The law also established the National Housing Development Fund (NHDF) for affordable housing and was to be used by employees to finance the purchase of a first home.

On the other hand, the Tax Laws (Amendment) Act 2018 made provision for affordable housing relief.

This means that on Thursday, the Finance Act and the Tax Laws (Amendment) Act shall stand nullified and toss the Big Four agenda out of the window. Interests on loans and cost of petroleum products and food commodities could go up.

Huduma Namba, serviced by the National Integrated Identity Management Systems, registered 38 million Kenyans in the initial phase in 2019, costing the taxpayer Sh9.6 billion.

In the current financial year, the Treasury allocated Sh1 billion for the second phase that will push the total cost to Sh10.6 billion. It’s meant to be used to access public services.

The annulment of the Registration of Persons Act means that Huduma Namba will remain a mirage despite the efforts that the government put in to ensure all Kenyans are registered.

Former Majority Leader Aden Duale, under whose watch the 23 laws were passed, said the court erred.

“Articles 109 to 111 of the constitution make it clear which Bills go to what House for consideration and which ones are exclusive to the National Assembly,” Mr Duale said.

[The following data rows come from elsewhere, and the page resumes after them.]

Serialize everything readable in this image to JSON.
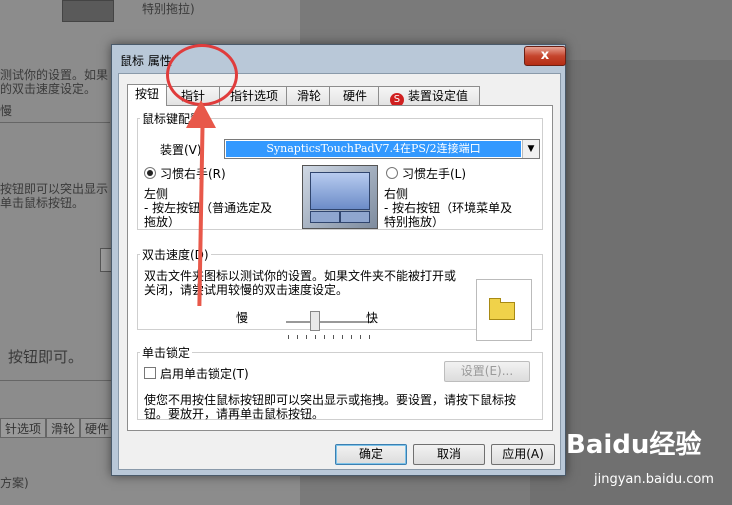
{
  "background": {
    "texts": [
      "特别拖拉)",
      "测试你的设置。如果",
      "的双击速度设定。",
      "慢",
      "按钮即可以突出显示",
      "单击鼠标按钮。",
      "按钮即可。",
      "方案)"
    ],
    "tabs": [
      "针选项",
      "滑轮",
      "硬件"
    ]
  },
  "dialog": {
    "title": "鼠标 属性",
    "close_label": "x",
    "tabs": [
      {
        "label": "按钮"
      },
      {
        "label": "指针"
      },
      {
        "label": "指针选项"
      },
      {
        "label": "滑轮"
      },
      {
        "label": "硬件"
      },
      {
        "label": "装置设定值",
        "icon": "S"
      }
    ],
    "button_config": {
      "legend": "鼠标键配置",
      "device_label": "装置(V)",
      "device_value": "SynapticsTouchPadV7.4在PS/2连接端口",
      "right_handed": "习惯右手(R)",
      "left_handed": "习惯左手(L)",
      "left_title": "左侧",
      "left_desc_1": "- 按左按钮（普通选定及",
      "left_desc_2": "拖放）",
      "right_title": "右侧",
      "right_desc_1": "- 按右按钮（环境菜单及",
      "right_desc_2": "特别拖放）"
    },
    "double_click": {
      "legend": "双击速度(D)",
      "desc_1": "双击文件夹图标以测试你的设置。如果文件夹不能被打开或",
      "desc_2": "关闭，请尝试用较慢的双击速度设定。",
      "slow": "慢",
      "fast": "快",
      "speed_fraction": 0.3
    },
    "click_lock": {
      "legend": "单击锁定",
      "enable": "启用单击锁定(T)",
      "settings_button": "设置(E)...",
      "desc_1": "使您不用按住鼠标按钮即可以突出显示或拖拽。要设置，请按下鼠标按",
      "desc_2": "钮。要放开，请再单击鼠标按钮。"
    },
    "buttons": {
      "ok": "确定",
      "cancel": "取消",
      "apply": "应用(A)"
    }
  },
  "watermark": {
    "brand": "Baidu经验",
    "url": "jingyan.baidu.com"
  }
}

“The courts cannot just annul laws because they did not pass through the Senate. If anything, they should have pointed out the offensive sections that needed to be corrected. The courts must not appear to prefect the affairs of Parliament,” he added.

The Kenya Coast Guard Service Act, which establishes the unit and provides for its functions in provision of maritime security, is also affected. This comes at a time the country is facing various security threats from war-torn Somalia.

The invalidation of the National Youth Service Act will also see the abolishment of the unit. The NYS has provided voluntary work and training programmes for the youth.

Other finance-related legislations could also be declared unconstitutional, as well as the Statute Laws (Miscellaneous Amendment) Act 2018.